At home I get him inside, quickly try and nurse thinking sweet Jesus he WILL NAP! He had to he must be exhausted! Ah! Nope he speed nurses and as I try to lay him down he wakes up and starts screaming all over agin! Oh holy shit! Ok think think think.... Toddler happy, toddler likes Mac n cheese! Yes that's it! I start the boiling water and thanks to Pinterest have found out you don't have to wait for it to boil, so boom mom for the win! Noodles on and we step into the garage.

Then I see car and think oh shit that's right I have pottery I can load into my pool side yard! So we take a few wagon loads over! Yay, this is working he's happy I'm happy yay! We successfully unload everything! Go inside and open the door!

OMG! What is that smell, loud beeping? More loud beeping? Oh shit shit shit! It's the pasta......



Run to the stove smoke everywhere! Turn off stove, add water to pan and put a lid on it, fan on, open back door, kid  on hip, oh shit.... The beep what the hell is the beep!? It's MY ALARM- my house ALARM! Oh dear god... Run fidget with numbers and cancel.... Or so I thought! Open garage door- aunt Clo (who's visiting) says what's the beeping? Ha ha ha..... Just as a FIRETRUCK arrives at my driveway!! Then another!! Oh dear god! This is not happening!

Not only was my house alarm notifying fireman and the smoke alarms were blaring, my deployed husband kept getting alerts via text messaging and email from the alarm system saying that the alarm has been on acknowledged at home please contact the proper authorities. And as he's blowing up my phone trying to call me it's currently in the house where the smoke is happening on the charger because it completely died in the hysterics of the Walmart checkout line. So you can only imagine how that phone call went later after my has been was finally reassured his house nor his family were burning inside!
After observation & the layer of smoke that was clearly in the house we did evacuate they opened doors and windows and pushed the "bad air" out! Ugh! Wth this so it! I'm done! Exhausted! Over worked underpaid! Done!

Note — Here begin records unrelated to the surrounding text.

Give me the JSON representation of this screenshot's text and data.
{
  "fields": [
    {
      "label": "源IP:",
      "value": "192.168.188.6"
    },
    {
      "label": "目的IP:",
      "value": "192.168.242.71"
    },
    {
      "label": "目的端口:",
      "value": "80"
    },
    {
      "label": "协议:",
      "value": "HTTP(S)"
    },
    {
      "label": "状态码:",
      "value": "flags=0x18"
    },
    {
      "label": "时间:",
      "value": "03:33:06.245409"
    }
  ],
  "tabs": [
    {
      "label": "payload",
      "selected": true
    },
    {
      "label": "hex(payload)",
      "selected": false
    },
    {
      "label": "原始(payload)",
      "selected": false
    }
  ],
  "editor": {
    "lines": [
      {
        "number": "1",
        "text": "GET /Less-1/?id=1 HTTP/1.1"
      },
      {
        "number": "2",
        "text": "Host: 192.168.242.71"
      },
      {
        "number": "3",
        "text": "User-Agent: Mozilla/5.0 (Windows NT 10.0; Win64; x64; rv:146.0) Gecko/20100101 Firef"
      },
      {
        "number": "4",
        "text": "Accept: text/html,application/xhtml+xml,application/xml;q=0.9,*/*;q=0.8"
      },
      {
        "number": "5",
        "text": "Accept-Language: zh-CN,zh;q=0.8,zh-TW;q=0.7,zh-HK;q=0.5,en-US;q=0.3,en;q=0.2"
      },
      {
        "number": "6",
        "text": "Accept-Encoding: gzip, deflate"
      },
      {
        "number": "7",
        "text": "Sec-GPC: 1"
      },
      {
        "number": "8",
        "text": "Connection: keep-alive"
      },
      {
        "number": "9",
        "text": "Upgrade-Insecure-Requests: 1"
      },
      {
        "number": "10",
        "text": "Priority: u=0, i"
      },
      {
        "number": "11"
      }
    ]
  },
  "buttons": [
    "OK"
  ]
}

We shoot the shit, make small talk and I say hey well guess I started your Friday off with a bang? Ha ha I'm sure they didn't find it as funny as I did but I was really trying to prevent from crying.

House gets all clear! Firefighters leave, neighbors come to check on us, they get a good laugh with me now. I crack open a beer! Much deserved after that theatrical performance!

My 2 older  Kids come home, "mom why does the house smell like
Fire?" I laugh and explain....

we do the usual pick up this & that, take care of backpacks, lunch boxes, get your snack, watch one tv show and then it's homework! Back to business. 1 mom 3 kids here we go. It's like what you've read on the meme's moms with kids have the mentally to juggle 15.12785 million things at once & SQUIRREL!
Well yes! That's exactly it.

Now what's for dinner? Who's
Cooking? Oh that's right, me!

                                             Honestly Mommy

**About Robin**
 Millitary wife, lived here a year (the last 7 spent on Japan- loved every minute of it) mom of 3 boys whom are non stop! But wouldn't change a thing!

Enjoy Every day, every minute, every memory! That's all we've got.